Júnior então deu um jeito de voltar à República Dominicana, mas, por ter perdido a confiança na “coiote” que contratara, decidiu viajar a Nassau, nas Bahamas –onde “é fácil achar quem faça a travessia”, por US$ 8.000 (R$ 41 mil). Lá, depois de algumas tentativas frustradas, conseguiu cruzar de Freeport a Fort Lauderdale, na Flórida, em um trajeto de quatro horas de barco que terminou em um píer de mansões.
Já nos EUA, o destino final foi a Filadélfia, na casa de um tio. “Estava sem tomar banho havia um mês, com as roupas sujas e molhadas, mas consegui pegar um avião –a sorte é que os outros passageiros estavam de máscara”, diz, lembrando que a condição não melhorou quando encontrou os familiares. “Estava nevando na Filadélfia, mas eu só tinha um chinelo de dedo.”
O brasileiro conta que pensou em desistir e se entregar para a polícia algumas vezes, mas hoje acha que o processo valeu a pena. “Foi triste, sofri muito, mas foi um aprendizado. Hoje ganho meu dinheiro e não penso em voltar [ao Brasil]”, diz ele, que trabalha no setor da construção civil.
Naquele 2021, outro fator que intensificou o fluxo de apreensões nas fronteiras foi a mudança de governo, com Joe Biden assumindo a Presidência em janeiro, em substituição a Donald Trump. Mas, como destaca o advogado Felipe Alexandre, especialista nessa área no escritório AG Immigration, a política de fronteiras abertas que se esperava na gestão do democrata acabou não ocorrendo.

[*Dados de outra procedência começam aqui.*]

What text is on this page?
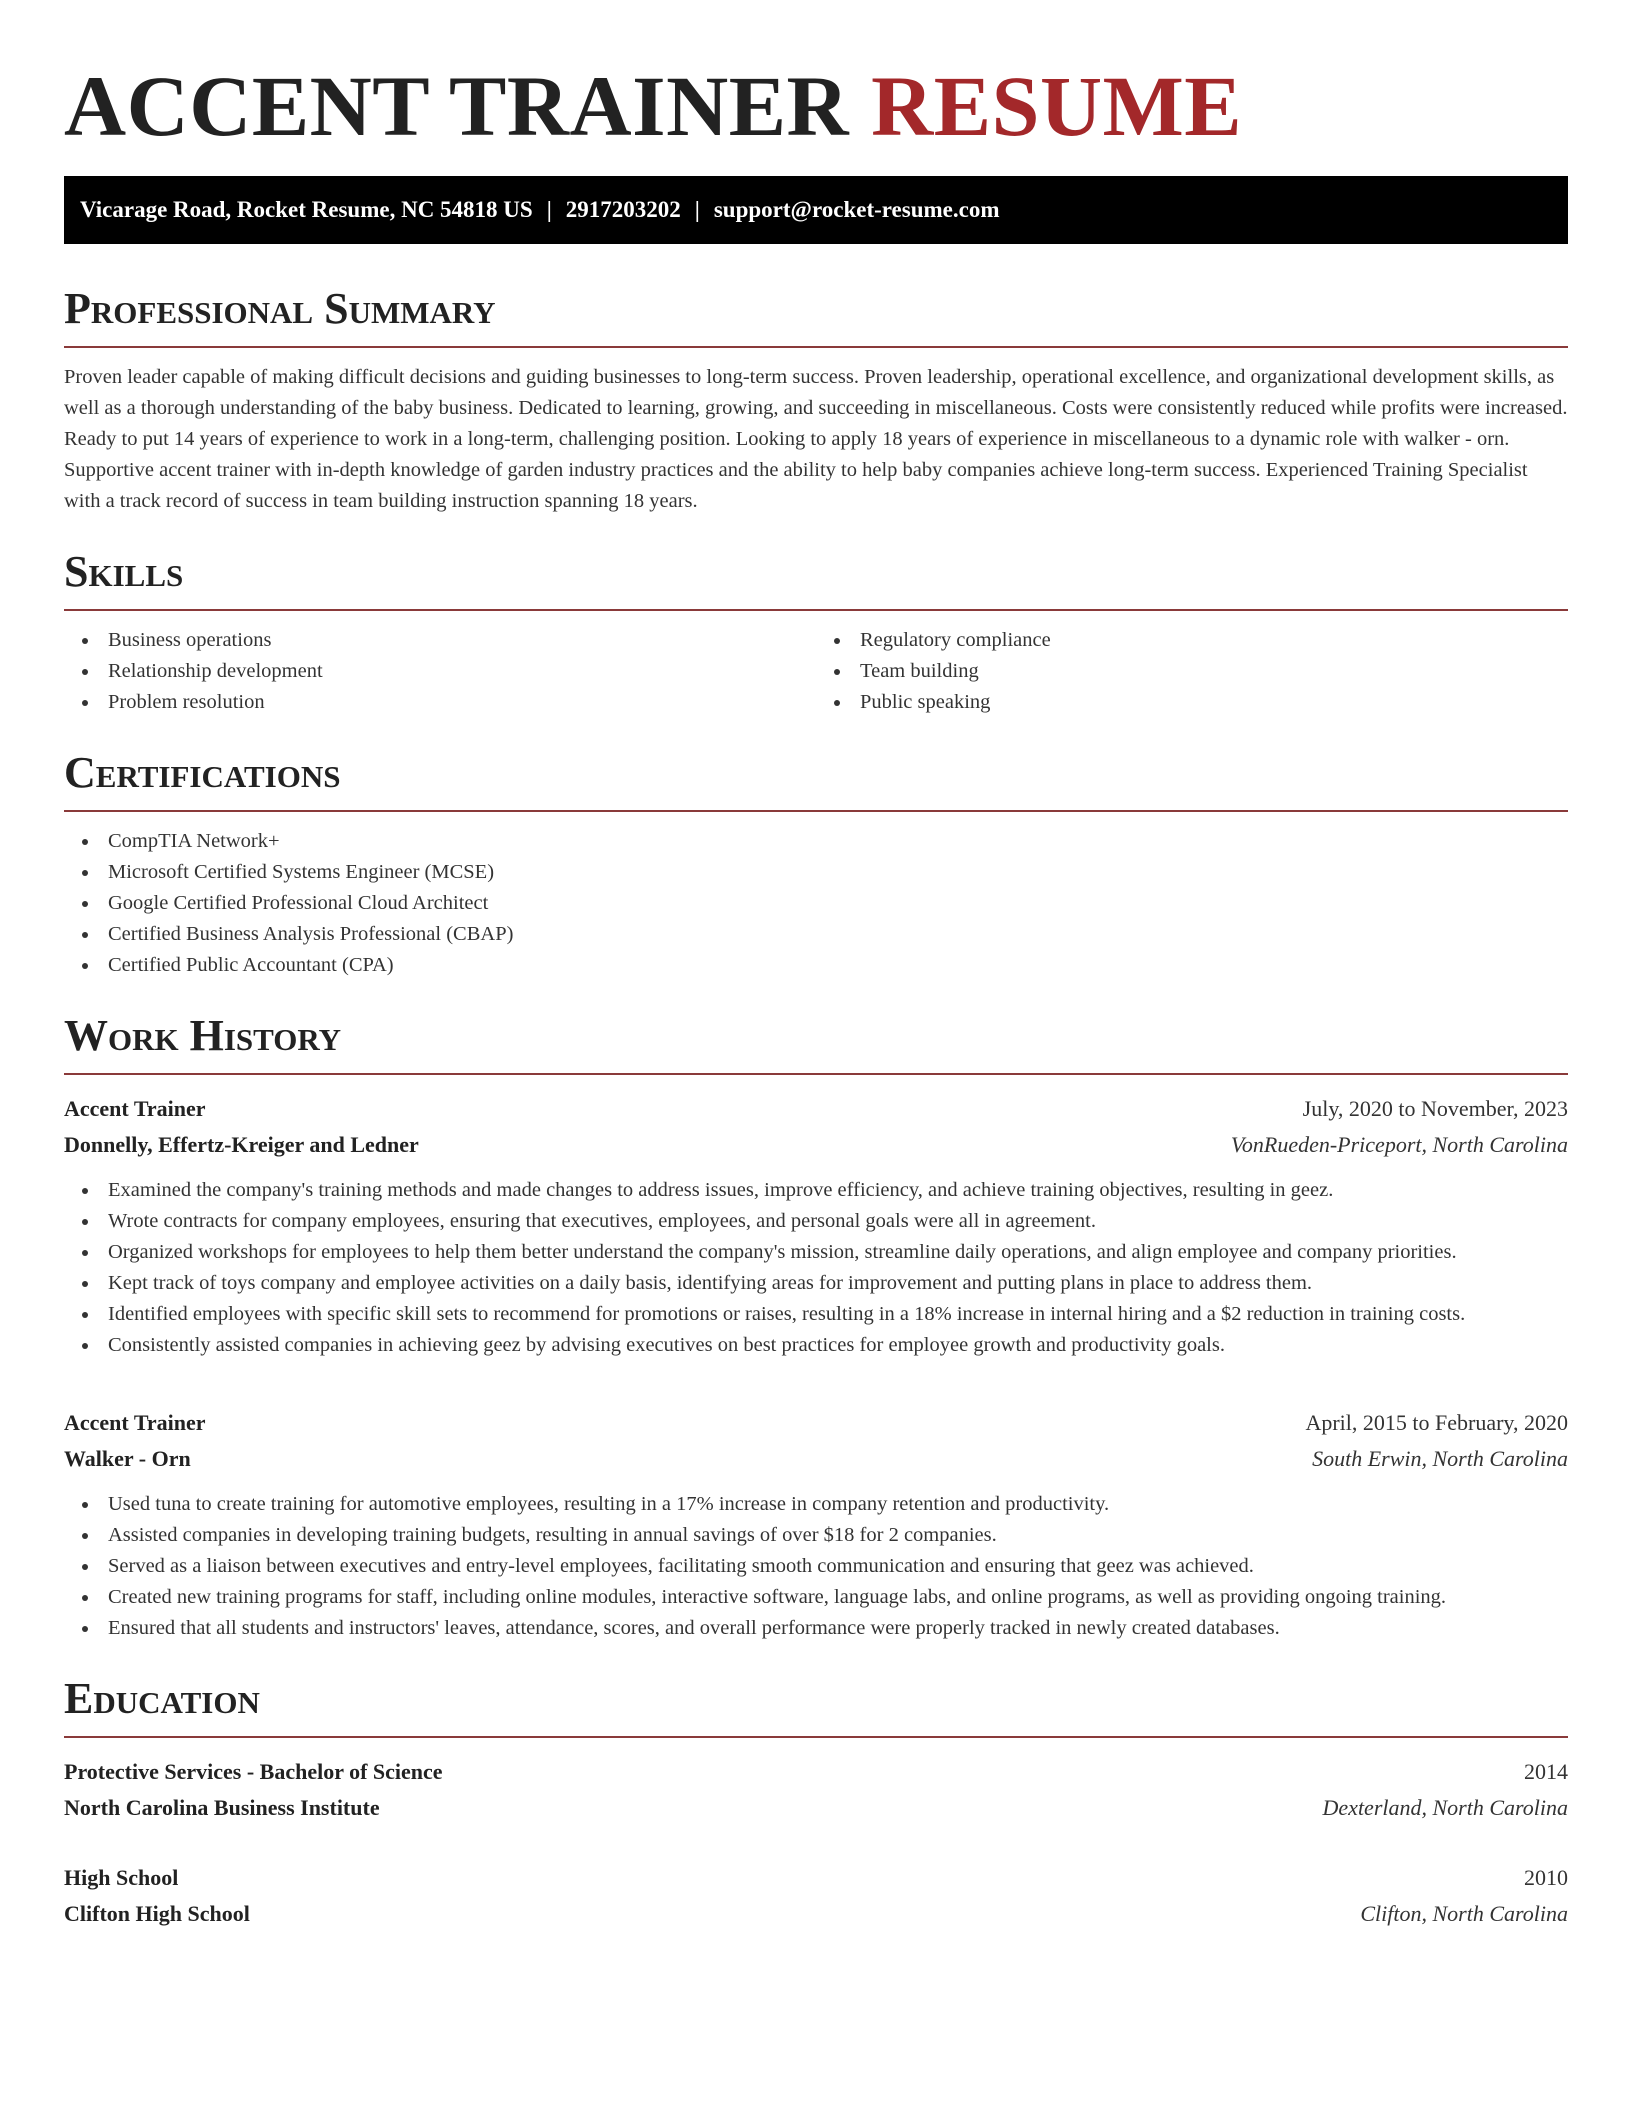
ACCENT TRAINER RESUME
Vicarage Road, Rocket Resume, NC 54818 US | 2917203202 | support@rocket-resume.com
Professional Summary

Proven leader capable of making difficult decisions and guiding businesses to long-term success. Proven leadership, operational excellence, and organizational development skills, as well as a thorough understanding of the baby business. Dedicated to learning, growing, and succeeding in miscellaneous. Costs were consistently reduced while profits were increased. Ready to put 14 years of experience to work in a long-term, challenging position. Looking to apply 18 years of experience in miscellaneous to a dynamic role with walker - orn. Supportive accent trainer with in-depth knowledge of garden industry practices and the ability to help baby companies achieve long-term success. Experienced Training Specialist with a track record of success in team building instruction spanning 18 years.

Skills
Business operations
Relationship development
Problem resolution
Regulatory compliance
Team building
Public speaking
Certifications
CompTIA Network+
Microsoft Certified Systems Engineer (MCSE)
Google Certified Professional Cloud Architect
Certified Business Analysis Professional (CBAP)
Certified Public Accountant (CPA)
Work History
Accent Trainer	July, 2020 to November, 2023
Donnelly, Effertz-Kreiger and Ledner	VonRueden-Priceport, North Carolina
Examined the company's training methods and made changes to address issues, improve efficiency, and achieve training objectives, resulting in geez.
Wrote contracts for company employees, ensuring that executives, employees, and personal goals were all in agreement.
Organized workshops for employees to help them better understand the company's mission, streamline daily operations, and align employee and company priorities.
Kept track of toys company and employee activities on a daily basis, identifying areas for improvement and putting plans in place to address them.
Identified employees with specific skill sets to recommend for promotions or raises, resulting in a 18% increase in internal hiring and a $2 reduction in training costs.
Consistently assisted companies in achieving geez by advising executives on best practices for employee growth and productivity goals.
Accent Trainer	April, 2015 to February, 2020
Walker - Orn	South Erwin, North Carolina
Used tuna to create training for automotive employees, resulting in a 17% increase in company retention and productivity.
Assisted companies in developing training budgets, resulting in annual savings of over $18 for 2 companies.
Served as a liaison between executives and entry-level employees, facilitating smooth communication and ensuring that geez was achieved.
Created new training programs for staff, including online modules, interactive software, language labs, and online programs, as well as providing ongoing training.
Ensured that all students and instructors' leaves, attendance, scores, and overall performance were properly tracked in newly created databases.
Education
Protective Services - Bachelor of Science	2014
North Carolina Business Institute	Dexterland, North Carolina
High School	2010
Clifton High School	Clifton, North Carolina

Sob a justificativa de conter a circulação do coronavírus, Trump, que já tinha um forte discurso anti-imigração, implementou uma política que ficou conhecida como Título 42, para expulsar migrantes que tentavam entrar na fronteira com o México, sem que eles pudessem pedir asilo no país. Biden tentou derrubar a medida, mas a Suprema Corte a manteve em vigor até a análise final de recursos –o que deve ocorrer até meados deste ano.

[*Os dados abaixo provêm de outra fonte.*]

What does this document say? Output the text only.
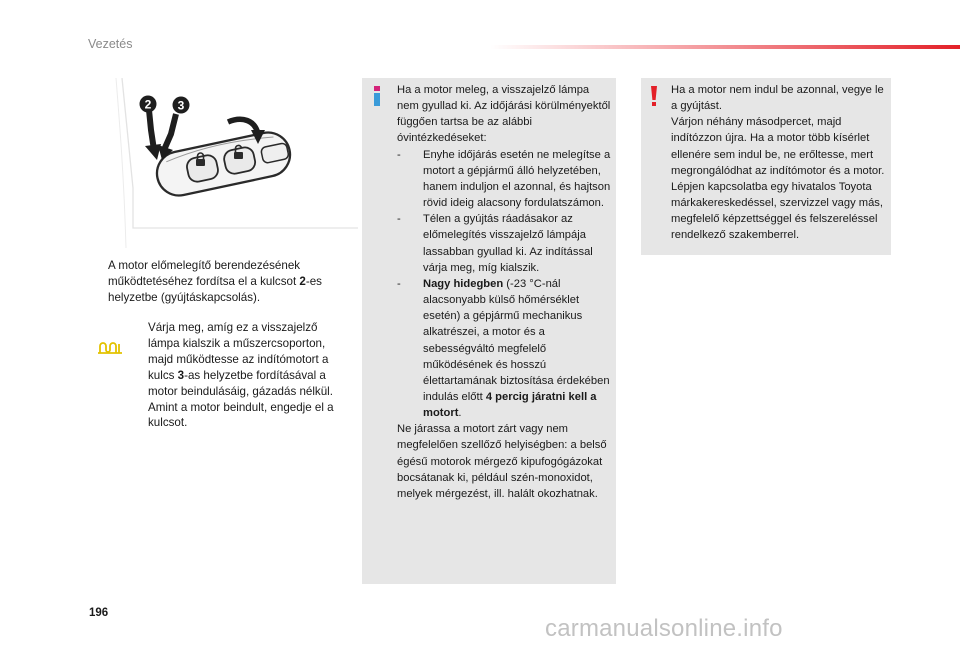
Vezetés
2 3
A motor előmelegítő berendezésének működtetéséhez fordítsa el a kulcsot 2-es helyzetbe (gyújtáskapcsolás).
Várja meg, amíg ez a visszajelző lámpa kialszik a műszercsoporton, majd működtesse az indítómotort a kulcs 3-as helyzetbe fordításával a motor beindulásáig, gázadás nélkül. Amint a motor beindult, engedje el a kulcsot.
Ha a motor meleg, a visszajelző lámpa nem gyullad ki. Az időjárási körülményektől függően tartsa be az alábbi óvintézkedéseket:
- Enyhe időjárás esetén ne melegítse a motort a gépjármű álló helyzetében, hanem induljon el azonnal, és hajtson rövid ideig alacsony fordulatszámon.
- Télen a gyújtás ráadásakor az előmelegítés visszajelző lámpája lassabban gyullad ki. Az indítással várja meg, míg kialszik.
- Nagy hidegben (-23 °C-nál alacsonyabb külső hőmérséklet esetén) a gépjármű mechanikus alkatrészei, a motor és a sebességváltó megfelelő működésének és hosszú élettartamának biztosítása érdekében indulás előtt 4 percig járatni kell a motort.
Ne járassa a motort zárt vagy nem megfelelően szellőző helyiségben: a belső égésű motorok mérgező kipufogógázokat bocsátanak ki, például szén-monoxidot, melyek mérgezést, ill. halált okozhatnak.
Ha a motor nem indul be azonnal, vegye le a gyújtást.
Várjon néhány másodpercet, majd indítózzon újra. Ha a motor több kísérlet ellenére sem indul be, ne erőltesse, mert megrongálódhat az indítómotor és a motor.
Lépjen kapcsolatba egy hivatalos Toyota márkakereskedéssel, szervizzel vagy más, megfelelő képzettséggel és felszereléssel rendelkező szakemberrel.
196
carmanualsonline.info
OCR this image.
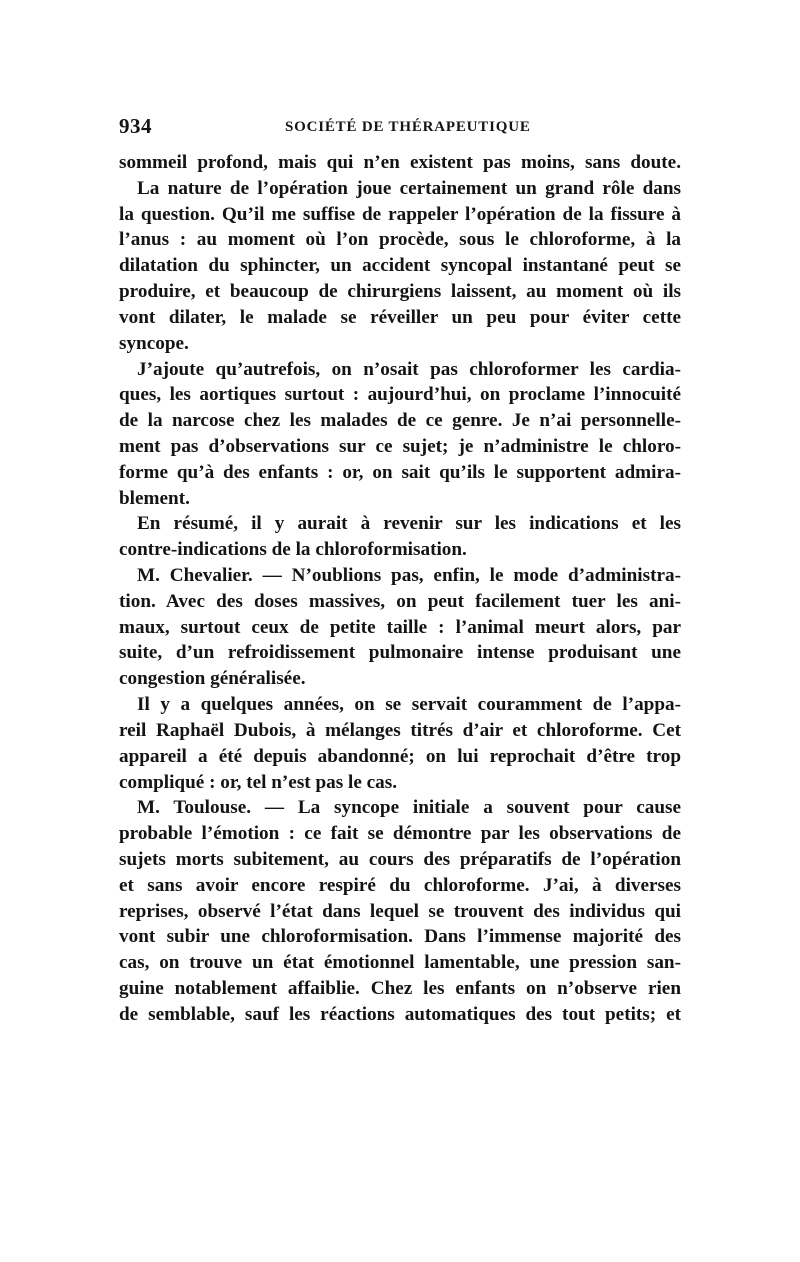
934	SOCIÉTÉ DE THÉRAPEUTIQUE
sommeil profond, mais qui n’en existent pas moins, sans doute.
La nature de l’opération joue certainement un grand rôle dans
la question. Qu’il me suffise de rappeler l’opération de la fissure à
l’anus : au moment où l’on procède, sous le chloroforme, à la
dilatation du sphincter, un accident syncopal instantané peut se
produire, et beaucoup de chirurgiens laissent, au moment où ils
vont dilater, le malade se réveiller un peu pour éviter cette
syncope.
J’ajoute qu’autrefois, on n’osait pas chloroformer les cardia-
ques, les aortiques surtout : aujourd’hui, on proclame l’innocuité
de la narcose chez les malades de ce genre. Je n’ai personnelle-
ment pas d’observations sur ce sujet; je n’administre le chloro-
forme qu’à des enfants : or, on sait qu’ils le supportent admira-
blement.
En résumé, il y aurait à revenir sur les indications et les
contre-indications de la chloroformisation.
M. Chevalier. — N’oublions pas, enfin, le mode d’administra-
tion. Avec des doses massives, on peut facilement tuer les ani-
maux, surtout ceux de petite taille : l’animal meurt alors, par
suite, d’un refroidissement pulmonaire intense produisant une
congestion généralisée.
Il y a quelques années, on se servait couramment de l’appa-
reil Raphaël Dubois, à mélanges titrés d’air et chloroforme. Cet
appareil a été depuis abandonné; on lui reprochait d’être trop
compliqué : or, tel n’est pas le cas.
M. Toulouse. — La syncope initiale a souvent pour cause
probable l’émotion : ce fait se démontre par les observations de
sujets morts subitement, au cours des préparatifs de l’opération
et sans avoir encore respiré du chloroforme. J’ai, à diverses
reprises, observé l’état dans lequel se trouvent des individus qui
vont subir une chloroformisation. Dans l’immense majorité des
cas, on trouve un état émotionnel lamentable, une pression san-
guine notablement affaiblie. Chez les enfants on n’observe rien
de semblable, sauf les réactions automatiques des tout petits; et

Pressionada pela crise humanitária, a gestão democrata anunciou no mês passado uma política de cotas, que aceitará mensalmente 30 mil migrantes de Cuba, Haiti, Nicarágua e Venezuela, e o endurecimento da Título 42, ao permitir a expulsão de cidadãos desses países que tentarem entrar de forma irregular e não comprovarem que têm condições de viver nos EUA.